8 Myths Or Faulty Beliefs In Psychotherapy
By Ofer Zur, Ph.D.
Our profession is inundated with all kinds of unquestioned faulty beliefs regarding what is always right, ethical, legal, or what one must do or not do in certain situations. Such unfounded urban legends that haunt therapists are often fueled by fear and a rigid risk management ideology.
Following is a short list of the 8 most common faulty beliefs:
Myth #1: If a client drops out of therapy, we must follow up with a registered letter and make a referral.
Fact: Clients have the right to terminate therapy any time they wish. While sometimes a follow up letter expressing our concern and offering to give referrals is appropriate, at other times it may not be necessary or appropriate.
Myth #2: Outgoing answering machine messages must mention 911.
Fact: Except in special clinics/situations, there are neither ethics codes nor acceptable standards that mandate all therapists to include a “911” directive in their outgoing phone message. In fact, having the statement, “If this is an emergency, go to the nearest emergency room or call 911,” may hurt a therapist’s private practice.

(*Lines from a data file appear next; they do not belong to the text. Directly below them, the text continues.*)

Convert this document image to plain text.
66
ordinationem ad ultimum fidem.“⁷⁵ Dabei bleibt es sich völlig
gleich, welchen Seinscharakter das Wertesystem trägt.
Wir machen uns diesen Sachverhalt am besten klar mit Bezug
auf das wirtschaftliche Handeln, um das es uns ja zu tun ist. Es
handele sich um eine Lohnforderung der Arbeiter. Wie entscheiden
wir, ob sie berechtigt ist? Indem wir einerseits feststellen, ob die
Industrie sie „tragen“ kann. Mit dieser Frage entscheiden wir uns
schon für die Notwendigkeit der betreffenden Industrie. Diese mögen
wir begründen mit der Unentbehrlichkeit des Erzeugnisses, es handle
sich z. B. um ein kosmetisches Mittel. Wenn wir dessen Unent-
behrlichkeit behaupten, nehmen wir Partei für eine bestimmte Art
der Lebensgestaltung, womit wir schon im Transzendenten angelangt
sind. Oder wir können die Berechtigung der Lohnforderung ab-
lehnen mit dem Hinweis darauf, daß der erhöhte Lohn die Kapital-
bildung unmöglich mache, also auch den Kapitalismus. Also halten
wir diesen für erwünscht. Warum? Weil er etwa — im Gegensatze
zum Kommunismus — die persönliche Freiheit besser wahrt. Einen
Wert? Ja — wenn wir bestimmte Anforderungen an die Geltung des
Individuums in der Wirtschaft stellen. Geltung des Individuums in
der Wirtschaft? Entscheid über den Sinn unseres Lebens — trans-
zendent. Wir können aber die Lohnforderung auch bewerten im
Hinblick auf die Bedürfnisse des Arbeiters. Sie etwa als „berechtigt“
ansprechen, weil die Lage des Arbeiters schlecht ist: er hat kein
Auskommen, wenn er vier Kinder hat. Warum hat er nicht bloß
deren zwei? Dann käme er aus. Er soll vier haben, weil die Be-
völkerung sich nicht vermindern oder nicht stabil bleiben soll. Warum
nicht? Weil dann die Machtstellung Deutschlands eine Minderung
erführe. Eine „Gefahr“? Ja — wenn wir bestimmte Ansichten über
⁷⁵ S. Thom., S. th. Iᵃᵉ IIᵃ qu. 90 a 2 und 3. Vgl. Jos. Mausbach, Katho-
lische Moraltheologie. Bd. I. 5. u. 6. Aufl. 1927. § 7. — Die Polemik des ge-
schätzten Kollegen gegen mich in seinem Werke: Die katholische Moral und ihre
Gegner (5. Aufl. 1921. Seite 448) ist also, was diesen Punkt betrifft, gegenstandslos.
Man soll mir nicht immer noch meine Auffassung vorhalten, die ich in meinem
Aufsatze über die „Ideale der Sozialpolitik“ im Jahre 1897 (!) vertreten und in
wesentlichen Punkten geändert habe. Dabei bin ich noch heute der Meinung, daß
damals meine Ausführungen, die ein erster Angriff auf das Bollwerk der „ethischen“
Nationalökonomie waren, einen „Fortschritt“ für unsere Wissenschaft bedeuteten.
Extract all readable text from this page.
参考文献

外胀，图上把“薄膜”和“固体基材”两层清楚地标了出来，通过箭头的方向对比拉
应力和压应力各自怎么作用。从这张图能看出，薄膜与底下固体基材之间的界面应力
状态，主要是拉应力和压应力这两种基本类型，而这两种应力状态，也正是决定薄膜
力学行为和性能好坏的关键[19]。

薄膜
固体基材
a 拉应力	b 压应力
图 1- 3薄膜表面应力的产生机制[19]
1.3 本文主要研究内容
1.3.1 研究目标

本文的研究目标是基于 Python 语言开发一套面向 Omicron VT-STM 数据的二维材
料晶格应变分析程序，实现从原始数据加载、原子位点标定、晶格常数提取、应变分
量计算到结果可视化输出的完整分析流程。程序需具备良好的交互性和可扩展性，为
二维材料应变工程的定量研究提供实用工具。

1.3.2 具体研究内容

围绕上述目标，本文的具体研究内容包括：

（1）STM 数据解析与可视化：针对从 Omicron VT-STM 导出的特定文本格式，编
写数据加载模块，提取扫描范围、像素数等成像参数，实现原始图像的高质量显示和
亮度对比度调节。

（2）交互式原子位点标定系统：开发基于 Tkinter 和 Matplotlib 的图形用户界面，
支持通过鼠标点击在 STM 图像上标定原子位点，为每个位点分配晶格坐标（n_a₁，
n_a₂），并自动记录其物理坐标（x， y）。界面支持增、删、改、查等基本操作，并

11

Myth #3: Dual relationships are always unethical.
Fact: This myth is not only incorrect, some multiple relationships are unavoidable, while others are mandated.
Myth #4: The DSM & ICD is a scientific and valid document.
Fact: The DSM & ICD is a document that has been developed to some extent in service to the psychopharmacological and psychiatric industries. It pathologizes many normal behaviors so that medications can be prescribed.
Resources on DSM:
Free Article on DSM Critique
Myth #5: Touching a client is likely to lead to sex.
Fact: This myth evolved from a paranoid concept that sexualizes most forms of touch.
Myth #6: Therapists are always more powerfun than their “inherently vulnerable” clients.
Fact: This is a self-serving myth that has gone unquestioned for too long. Some of our clients are powerful attorneys, successful CEOs, established physicians, renowned artists, or successful fellow therapists.
Myth #7: Clinicians must use DSM/ICD Diagnoses in treatment plans.
Fact: There is a myth that giving a DSM diagnosis is mandated as part of the initial assessment or treatment plan for all clients. The fact is that many family, humanistic, group, and other therapists do not find DSM/ICD diagnoses very relevant or helpful.
Myth #8: Face-to-face therapy is superior to phone or e-therapy.
Fact: Different clients can benefit from different interventions. Phone therapy/intervention has been known to be very effective in suicide prevention and in the treatment of many conditions.